AE, adverse events; BID, twice daily; GLP-1 RA, glucagon-like peptide-1 receptor agonists; QD, once daily; QW, once weekly.

In the LEAD-6 trial, overall AEs were lower with the liraglutide group, compared with exenatide twice daily, (74.9% versus 78.9%, respectively) but the severity of these effects where higher with liraglutide (serious AEs 5.1%, severe AEs 7.2%) than exenatide twice daily (serious AEs 2.6%, severe AEs 4.7%).[13] There was no clear trend in the type of serious or severe AE experienced in either group. In general, GI side effects were similar across both treatment groups. It was observed that while initial nausea rates were similar between groups, nausea was less persistent in liraglutide compared with exenatide twice daily (reported at week 26 in 3% of liraglutide patients versus 9% in the exenatide twice daily group).

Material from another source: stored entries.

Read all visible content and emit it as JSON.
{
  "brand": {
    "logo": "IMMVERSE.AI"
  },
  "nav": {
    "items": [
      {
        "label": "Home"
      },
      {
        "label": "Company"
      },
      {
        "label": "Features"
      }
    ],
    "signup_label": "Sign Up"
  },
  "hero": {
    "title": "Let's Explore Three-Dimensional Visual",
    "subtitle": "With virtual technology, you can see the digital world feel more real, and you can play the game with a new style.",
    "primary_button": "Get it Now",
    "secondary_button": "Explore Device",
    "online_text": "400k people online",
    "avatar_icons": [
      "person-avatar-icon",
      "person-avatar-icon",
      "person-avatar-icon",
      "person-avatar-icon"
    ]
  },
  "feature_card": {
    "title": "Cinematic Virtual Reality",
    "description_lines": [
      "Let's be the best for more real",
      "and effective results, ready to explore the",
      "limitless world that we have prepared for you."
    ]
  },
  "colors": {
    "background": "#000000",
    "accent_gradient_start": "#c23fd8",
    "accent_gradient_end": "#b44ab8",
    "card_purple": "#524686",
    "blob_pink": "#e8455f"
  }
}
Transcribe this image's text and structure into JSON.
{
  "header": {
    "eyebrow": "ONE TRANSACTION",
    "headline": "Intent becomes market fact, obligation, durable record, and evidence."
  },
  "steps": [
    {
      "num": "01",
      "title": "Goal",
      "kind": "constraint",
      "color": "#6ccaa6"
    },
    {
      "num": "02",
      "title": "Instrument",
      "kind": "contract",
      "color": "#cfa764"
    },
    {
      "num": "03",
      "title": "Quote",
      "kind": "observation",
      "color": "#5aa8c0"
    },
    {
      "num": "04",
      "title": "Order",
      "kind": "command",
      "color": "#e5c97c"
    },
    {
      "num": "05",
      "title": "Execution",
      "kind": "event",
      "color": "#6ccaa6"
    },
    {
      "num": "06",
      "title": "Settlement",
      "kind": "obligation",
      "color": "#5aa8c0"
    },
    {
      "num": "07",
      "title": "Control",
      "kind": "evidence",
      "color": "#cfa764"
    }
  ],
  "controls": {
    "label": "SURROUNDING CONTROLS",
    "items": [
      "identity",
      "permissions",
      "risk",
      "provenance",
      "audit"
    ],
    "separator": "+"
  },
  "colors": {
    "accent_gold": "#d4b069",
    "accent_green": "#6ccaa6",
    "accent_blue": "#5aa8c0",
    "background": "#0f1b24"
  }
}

In the DURATION-1 trial, exenatide twice daily showed a higher incidence of both nausea and vomiting compared with the exenatide once weekly formulation, with similar rates of diarrhea.[14] Injection site reactions were more common with the once weekly formulation.

DURATION-5 highlighted higher rates of nausea (and subsequent vomiting) with use of exenatide twice daily compared with the once-weekly formulation, with two patients in the twice daily arm reporting severe nausea, compared with none in the once weekly arm.[15] Injection site reactions were again higher with the exenatide once weekly group, although the differences were smaller (13% versus 10%).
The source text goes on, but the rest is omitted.